AUTHOR=Kramer William , Amirsadeghi Sasan , McKenzie-Gopsill Andrew , Swanton Clarence J. 

TITLE=Changes in the nitrate assimilation pathway serve as a component of maize stress response to competition cues

JOURNAL=Frontiers in Plant Science

VOLUME=Volume 16 - 2025

YEAR=2025

URL=https://www.frontiersin.org/journals/plant-science/articles/10.3389/fpls.2025.1617659

DOI=10.3389/fpls.2025.1617659

ISSN=1664-462X

ABSTRACT=The impact of plant competition cues on nitrate levels and their assimilation in major crop plants remains largely unknown. This study investigated how low red to far-red (R:FR) light, a signal of plant competition, affects nitrate levels and assimilation in maize and soybean seedlings.

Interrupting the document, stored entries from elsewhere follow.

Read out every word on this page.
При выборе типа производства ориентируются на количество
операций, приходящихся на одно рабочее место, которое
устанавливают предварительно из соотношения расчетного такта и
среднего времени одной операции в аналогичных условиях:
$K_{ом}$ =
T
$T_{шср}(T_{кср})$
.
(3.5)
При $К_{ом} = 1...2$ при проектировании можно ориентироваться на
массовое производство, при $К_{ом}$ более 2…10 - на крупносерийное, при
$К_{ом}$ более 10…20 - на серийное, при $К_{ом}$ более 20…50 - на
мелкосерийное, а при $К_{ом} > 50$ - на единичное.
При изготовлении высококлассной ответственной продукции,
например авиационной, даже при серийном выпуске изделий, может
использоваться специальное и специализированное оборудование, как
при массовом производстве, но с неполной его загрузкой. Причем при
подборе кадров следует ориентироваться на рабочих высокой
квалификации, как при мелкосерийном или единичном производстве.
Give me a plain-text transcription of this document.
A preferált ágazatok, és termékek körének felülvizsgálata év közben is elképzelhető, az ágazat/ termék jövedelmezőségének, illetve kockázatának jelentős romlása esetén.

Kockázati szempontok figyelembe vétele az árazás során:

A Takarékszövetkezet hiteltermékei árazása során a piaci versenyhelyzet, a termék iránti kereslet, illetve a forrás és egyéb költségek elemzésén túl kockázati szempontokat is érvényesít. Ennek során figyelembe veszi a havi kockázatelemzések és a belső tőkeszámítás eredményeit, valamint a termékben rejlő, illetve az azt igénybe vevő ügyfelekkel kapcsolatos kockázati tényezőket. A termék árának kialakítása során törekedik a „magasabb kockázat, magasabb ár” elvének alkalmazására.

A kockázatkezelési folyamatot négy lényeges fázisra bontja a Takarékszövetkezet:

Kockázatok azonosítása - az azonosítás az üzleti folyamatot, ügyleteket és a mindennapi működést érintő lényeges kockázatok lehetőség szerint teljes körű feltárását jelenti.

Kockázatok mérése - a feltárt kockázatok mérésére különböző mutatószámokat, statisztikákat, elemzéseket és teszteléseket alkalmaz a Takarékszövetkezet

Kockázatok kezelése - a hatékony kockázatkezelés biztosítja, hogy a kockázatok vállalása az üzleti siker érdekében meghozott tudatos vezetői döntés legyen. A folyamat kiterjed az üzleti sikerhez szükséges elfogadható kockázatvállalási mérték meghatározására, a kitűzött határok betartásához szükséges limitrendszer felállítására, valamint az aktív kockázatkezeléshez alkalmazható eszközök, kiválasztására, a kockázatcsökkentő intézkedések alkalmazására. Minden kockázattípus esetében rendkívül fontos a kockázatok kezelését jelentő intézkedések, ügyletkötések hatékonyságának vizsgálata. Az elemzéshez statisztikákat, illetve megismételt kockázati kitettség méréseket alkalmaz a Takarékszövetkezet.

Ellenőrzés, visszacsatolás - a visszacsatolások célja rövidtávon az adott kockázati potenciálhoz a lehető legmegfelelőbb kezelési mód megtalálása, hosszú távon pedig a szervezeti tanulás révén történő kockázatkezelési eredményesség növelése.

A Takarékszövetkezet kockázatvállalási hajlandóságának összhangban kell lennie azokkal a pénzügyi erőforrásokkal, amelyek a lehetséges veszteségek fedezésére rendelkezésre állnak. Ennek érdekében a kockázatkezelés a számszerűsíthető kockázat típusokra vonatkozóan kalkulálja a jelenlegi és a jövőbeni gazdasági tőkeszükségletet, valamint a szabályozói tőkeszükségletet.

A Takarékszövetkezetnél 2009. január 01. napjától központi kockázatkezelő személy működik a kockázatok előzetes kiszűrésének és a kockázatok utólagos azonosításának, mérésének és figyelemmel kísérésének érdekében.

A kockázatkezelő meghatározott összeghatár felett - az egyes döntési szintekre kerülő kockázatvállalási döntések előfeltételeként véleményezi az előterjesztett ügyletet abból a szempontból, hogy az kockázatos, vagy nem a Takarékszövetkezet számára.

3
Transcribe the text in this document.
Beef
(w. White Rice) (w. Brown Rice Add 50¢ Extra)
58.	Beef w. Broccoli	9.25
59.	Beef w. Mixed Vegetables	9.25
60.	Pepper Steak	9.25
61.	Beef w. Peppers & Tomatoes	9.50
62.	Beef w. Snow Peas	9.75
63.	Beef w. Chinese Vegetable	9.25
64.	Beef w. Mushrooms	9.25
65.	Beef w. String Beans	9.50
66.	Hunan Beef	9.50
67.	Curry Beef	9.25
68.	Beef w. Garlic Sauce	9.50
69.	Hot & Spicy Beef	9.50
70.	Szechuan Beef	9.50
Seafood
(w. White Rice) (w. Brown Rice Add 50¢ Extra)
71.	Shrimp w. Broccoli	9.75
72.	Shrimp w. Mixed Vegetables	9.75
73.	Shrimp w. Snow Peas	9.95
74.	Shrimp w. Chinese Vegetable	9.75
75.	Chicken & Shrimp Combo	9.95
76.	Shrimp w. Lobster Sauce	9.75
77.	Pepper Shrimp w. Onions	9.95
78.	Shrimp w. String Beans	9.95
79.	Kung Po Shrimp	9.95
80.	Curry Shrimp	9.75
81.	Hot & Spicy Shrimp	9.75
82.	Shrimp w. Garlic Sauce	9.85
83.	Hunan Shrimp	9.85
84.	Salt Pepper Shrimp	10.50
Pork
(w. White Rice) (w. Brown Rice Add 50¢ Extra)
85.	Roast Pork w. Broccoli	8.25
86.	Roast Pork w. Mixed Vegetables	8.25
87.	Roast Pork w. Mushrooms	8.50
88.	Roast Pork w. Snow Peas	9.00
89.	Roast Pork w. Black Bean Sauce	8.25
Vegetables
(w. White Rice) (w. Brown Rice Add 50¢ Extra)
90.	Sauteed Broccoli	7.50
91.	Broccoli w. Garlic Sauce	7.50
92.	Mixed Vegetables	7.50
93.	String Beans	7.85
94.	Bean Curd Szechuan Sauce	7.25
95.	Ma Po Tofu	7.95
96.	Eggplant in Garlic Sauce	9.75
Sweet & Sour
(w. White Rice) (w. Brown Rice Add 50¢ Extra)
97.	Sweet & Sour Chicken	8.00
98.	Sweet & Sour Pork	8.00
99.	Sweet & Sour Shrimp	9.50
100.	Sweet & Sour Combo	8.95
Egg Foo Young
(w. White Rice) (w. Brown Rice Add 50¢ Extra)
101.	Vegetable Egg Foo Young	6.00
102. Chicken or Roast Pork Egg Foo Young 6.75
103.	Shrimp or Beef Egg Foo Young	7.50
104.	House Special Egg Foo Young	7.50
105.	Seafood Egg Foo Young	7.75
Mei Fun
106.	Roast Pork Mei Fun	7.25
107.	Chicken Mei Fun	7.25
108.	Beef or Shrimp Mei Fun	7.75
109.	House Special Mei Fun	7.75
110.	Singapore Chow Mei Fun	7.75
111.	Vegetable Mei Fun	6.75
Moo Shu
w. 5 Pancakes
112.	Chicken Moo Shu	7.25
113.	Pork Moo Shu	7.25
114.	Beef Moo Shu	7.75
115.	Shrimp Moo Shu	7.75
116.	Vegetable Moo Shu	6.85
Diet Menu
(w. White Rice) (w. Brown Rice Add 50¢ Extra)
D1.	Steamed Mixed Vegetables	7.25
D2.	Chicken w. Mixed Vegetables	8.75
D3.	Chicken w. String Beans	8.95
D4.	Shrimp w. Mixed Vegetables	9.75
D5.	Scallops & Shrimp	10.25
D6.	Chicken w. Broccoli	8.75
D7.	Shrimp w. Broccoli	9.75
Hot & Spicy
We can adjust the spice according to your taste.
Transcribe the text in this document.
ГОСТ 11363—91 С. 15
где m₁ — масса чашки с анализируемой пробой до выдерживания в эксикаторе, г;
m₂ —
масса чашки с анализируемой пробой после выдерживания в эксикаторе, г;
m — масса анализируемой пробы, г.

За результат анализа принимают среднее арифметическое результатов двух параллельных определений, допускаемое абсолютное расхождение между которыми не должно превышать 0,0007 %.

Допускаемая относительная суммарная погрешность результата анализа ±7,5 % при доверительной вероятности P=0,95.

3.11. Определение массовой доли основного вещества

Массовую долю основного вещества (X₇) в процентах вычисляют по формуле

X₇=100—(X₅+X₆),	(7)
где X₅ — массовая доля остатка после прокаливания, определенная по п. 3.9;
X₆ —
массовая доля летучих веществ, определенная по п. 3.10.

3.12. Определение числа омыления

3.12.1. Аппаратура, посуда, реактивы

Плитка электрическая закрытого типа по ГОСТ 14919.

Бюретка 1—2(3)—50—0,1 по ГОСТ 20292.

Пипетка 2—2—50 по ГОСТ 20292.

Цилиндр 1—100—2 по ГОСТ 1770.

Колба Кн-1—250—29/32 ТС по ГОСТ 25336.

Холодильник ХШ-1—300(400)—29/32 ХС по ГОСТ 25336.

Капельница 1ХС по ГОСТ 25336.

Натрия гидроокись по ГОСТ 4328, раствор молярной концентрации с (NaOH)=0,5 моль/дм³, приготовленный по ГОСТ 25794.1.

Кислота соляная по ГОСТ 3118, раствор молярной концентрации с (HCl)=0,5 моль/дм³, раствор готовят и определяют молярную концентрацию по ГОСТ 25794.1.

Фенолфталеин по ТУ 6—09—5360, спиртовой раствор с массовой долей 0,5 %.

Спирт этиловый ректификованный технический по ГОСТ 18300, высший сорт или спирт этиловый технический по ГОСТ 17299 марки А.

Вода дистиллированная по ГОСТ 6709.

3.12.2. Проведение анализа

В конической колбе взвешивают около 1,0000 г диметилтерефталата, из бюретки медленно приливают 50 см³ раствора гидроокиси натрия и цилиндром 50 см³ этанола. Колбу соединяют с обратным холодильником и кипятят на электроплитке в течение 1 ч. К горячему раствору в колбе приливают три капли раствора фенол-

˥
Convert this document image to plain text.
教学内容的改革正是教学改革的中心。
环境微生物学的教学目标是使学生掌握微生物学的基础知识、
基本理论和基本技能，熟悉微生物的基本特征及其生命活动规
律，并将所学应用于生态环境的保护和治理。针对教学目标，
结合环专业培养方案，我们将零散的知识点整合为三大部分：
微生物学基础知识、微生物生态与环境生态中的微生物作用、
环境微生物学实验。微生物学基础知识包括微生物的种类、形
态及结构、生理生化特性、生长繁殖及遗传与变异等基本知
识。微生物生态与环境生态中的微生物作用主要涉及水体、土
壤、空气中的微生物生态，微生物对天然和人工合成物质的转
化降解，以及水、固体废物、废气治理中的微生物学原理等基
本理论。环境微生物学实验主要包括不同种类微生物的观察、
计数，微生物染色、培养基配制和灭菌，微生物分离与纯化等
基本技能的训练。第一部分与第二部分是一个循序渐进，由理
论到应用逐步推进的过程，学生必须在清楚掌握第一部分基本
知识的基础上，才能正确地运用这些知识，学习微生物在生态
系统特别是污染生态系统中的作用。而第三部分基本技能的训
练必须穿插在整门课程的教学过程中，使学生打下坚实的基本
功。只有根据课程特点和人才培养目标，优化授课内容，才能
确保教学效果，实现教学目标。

Maize and soybean seedlings were exposed to low R:FR light conditions (R:FR ≈ 0.5) that mimicked nearby weeds or artificial sources. Additional treatments included individual soybean seedlings subjected to a soybean canopy. Biochemical assays and RNA-sequencing were used to assess nitrate levels, assimilation-related enzymes, and gene expression. Low R:FR light led to increased leaf nitrate levels in maize by 95% and 52% compared to the weed-free control (R:FR ≈ 2.8), and in soybean by 50% and 63%, while ammonium levels remained unchanged. A 37% increase in leaf nitrate level was also observed in soybean exposed to canopy conditions. In maize, nitrate accumulation was linked to reduced activity of ferredoxin-dependent glutamine:2-oxoglutarate aminotransferase (fd-GOGAT), while activities of nitrate reductase, nitrite reductase, glutamine synthetase, and NADH-GOGAT were unaffected. RNA-sequencing of maize leaves did not show altered expression of tonoplast localized nitrate transporter genes. These findings suggest that low R:FR light, as a plant competition cue, promotes nitrate accumulation in maize and soybean, potentially by altering nitrate assimilation pathways rather than transport or storage. This response may influence crop growth and metabolism under competition stress.